Automatic captioning (via automatic speech recognition) has almost reached its zenith; the results from some companies are astounding. If an original voice audio narration is clear and separate from music and effects, then 100 percent automatic captioning is now possible with certain exceptions. Importantly, captions upgraded through human intervention (human review of auto-captions) is affordable and even standard today. A good caption file results in a good translation. There is much competition for automatic subtitling but little or none for automatically revoicing translation.

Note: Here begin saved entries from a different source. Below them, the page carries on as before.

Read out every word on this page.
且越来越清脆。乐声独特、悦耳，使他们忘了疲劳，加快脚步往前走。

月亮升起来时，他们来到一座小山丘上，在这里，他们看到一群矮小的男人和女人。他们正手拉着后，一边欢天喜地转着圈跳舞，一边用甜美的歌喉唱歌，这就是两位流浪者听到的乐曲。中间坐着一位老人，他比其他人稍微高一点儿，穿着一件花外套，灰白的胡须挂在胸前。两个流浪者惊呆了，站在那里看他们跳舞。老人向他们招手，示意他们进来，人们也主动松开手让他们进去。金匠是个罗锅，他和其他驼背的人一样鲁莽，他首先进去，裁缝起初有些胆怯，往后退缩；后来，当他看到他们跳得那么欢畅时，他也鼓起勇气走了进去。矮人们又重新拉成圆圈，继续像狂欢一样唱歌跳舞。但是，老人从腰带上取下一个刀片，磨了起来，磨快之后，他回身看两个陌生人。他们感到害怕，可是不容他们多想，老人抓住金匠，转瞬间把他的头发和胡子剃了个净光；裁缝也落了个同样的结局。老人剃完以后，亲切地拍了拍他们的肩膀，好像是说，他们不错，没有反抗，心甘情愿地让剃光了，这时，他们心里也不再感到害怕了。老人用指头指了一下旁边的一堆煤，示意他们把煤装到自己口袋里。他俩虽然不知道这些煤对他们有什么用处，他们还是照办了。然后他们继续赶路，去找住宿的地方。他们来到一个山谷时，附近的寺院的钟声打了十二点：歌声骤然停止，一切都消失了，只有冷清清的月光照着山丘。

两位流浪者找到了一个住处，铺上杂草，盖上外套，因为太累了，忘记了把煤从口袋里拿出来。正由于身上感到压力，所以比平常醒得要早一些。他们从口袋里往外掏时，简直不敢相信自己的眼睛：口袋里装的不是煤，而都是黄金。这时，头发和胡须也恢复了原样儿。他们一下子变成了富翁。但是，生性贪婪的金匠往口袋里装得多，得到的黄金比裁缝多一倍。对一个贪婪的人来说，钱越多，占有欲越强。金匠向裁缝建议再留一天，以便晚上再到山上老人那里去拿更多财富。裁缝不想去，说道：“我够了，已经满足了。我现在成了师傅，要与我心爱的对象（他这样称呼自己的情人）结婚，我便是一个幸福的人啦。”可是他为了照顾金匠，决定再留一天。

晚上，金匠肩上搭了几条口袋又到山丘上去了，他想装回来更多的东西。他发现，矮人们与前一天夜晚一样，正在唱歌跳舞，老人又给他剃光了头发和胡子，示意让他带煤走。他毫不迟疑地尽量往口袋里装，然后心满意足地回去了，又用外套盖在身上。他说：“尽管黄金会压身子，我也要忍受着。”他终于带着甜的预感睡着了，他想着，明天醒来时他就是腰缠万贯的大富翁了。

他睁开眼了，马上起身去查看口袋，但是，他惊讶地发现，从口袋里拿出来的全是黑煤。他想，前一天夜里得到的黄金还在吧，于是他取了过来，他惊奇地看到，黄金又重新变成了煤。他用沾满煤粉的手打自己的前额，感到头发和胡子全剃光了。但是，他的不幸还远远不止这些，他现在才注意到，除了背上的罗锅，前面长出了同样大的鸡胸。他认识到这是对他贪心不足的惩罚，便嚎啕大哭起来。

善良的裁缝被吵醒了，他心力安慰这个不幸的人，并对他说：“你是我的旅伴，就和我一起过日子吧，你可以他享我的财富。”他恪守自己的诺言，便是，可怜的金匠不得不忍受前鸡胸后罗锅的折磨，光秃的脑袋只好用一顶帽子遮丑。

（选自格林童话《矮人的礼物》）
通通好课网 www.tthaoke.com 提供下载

Emotive Text-to-Speech (TTS)

The improvements in TTS are phenomenal. Some companies are now concentrating heavily on developing TTS that will transfer the emotional characteristics of an original language recording to a translation recording. But even before that approach is ready, the new AI-powered TTS is so quick to create that a TTS script can be recorded by a voice actor in several separate performances—i.e., happy, sad, laughing, angry—then the appropriate TTS version selected to match the emotions of the original script’s text.

Speed Adjustment

Translations are generally 15 percent to 20 percent longer than the original. So the difference in audio recording length between an original and a TTS translation has always been a major impediment for media professionals. Until recently human intervention was required to adapt a script so that the translated recording could align sentence by sentence with the length of the original, as well as to onscreen lip movements. Dubbing voice artists recorded the dialogue in synchronization by watching the movie while listening to the original audio in one ear while hearing their own voice in the other ear; then studios had to remix the entire audio track to include music and effects. Over the decades there have been numerous attempts to adjust the audio track’s speed to fit the longer translation timings, resulting in boringly slow audio or Alvin and the Chipmunks high-speed chirping. Finally, now companies like VideoLocalize have developed excellent code that combines a balanced adjustment of both audio speed and image speed, thereby changing the original video image to fit the timing of the new translated TTS in a pleasant and natural manner, undetectable by general audiences.

Automatic Lip Sync

With this feature, the image of the lips of the onscreen character will adjust themselves to the new language, avoiding the Japanese-horror-film syndrome of past decades in which the movements of the onscreen actor’s lips did not match the sound of the translation voice. This software needs improvement to follow the lips of actors in profile, but when they’re facing straight on, the results are remarkable.

Voice Cloning

With the addition of voice cloning that revamps TTS translated audio to sound like another voice, the sound of the original actor can be siphoned from the source voice track and converted into other languages. In upcoming years, of course, there will be many discussions on the ethics and legalities related to this automatic conversion of a translated voice to sound like the original movie actor, and specialized voice banks will be created specifically for use in automatic media translations.

Sue Reager specializes in cross-language speech communication, applications, and context engines. Her innovations are licensed by Cisco Systems, Intel, and telecoms worldwide. For the prior 20-plus years, Reager was responsible for translating television shows, movies, cartoons, documentaries, and corporate videos in Europe, Africa, South America, and the United States.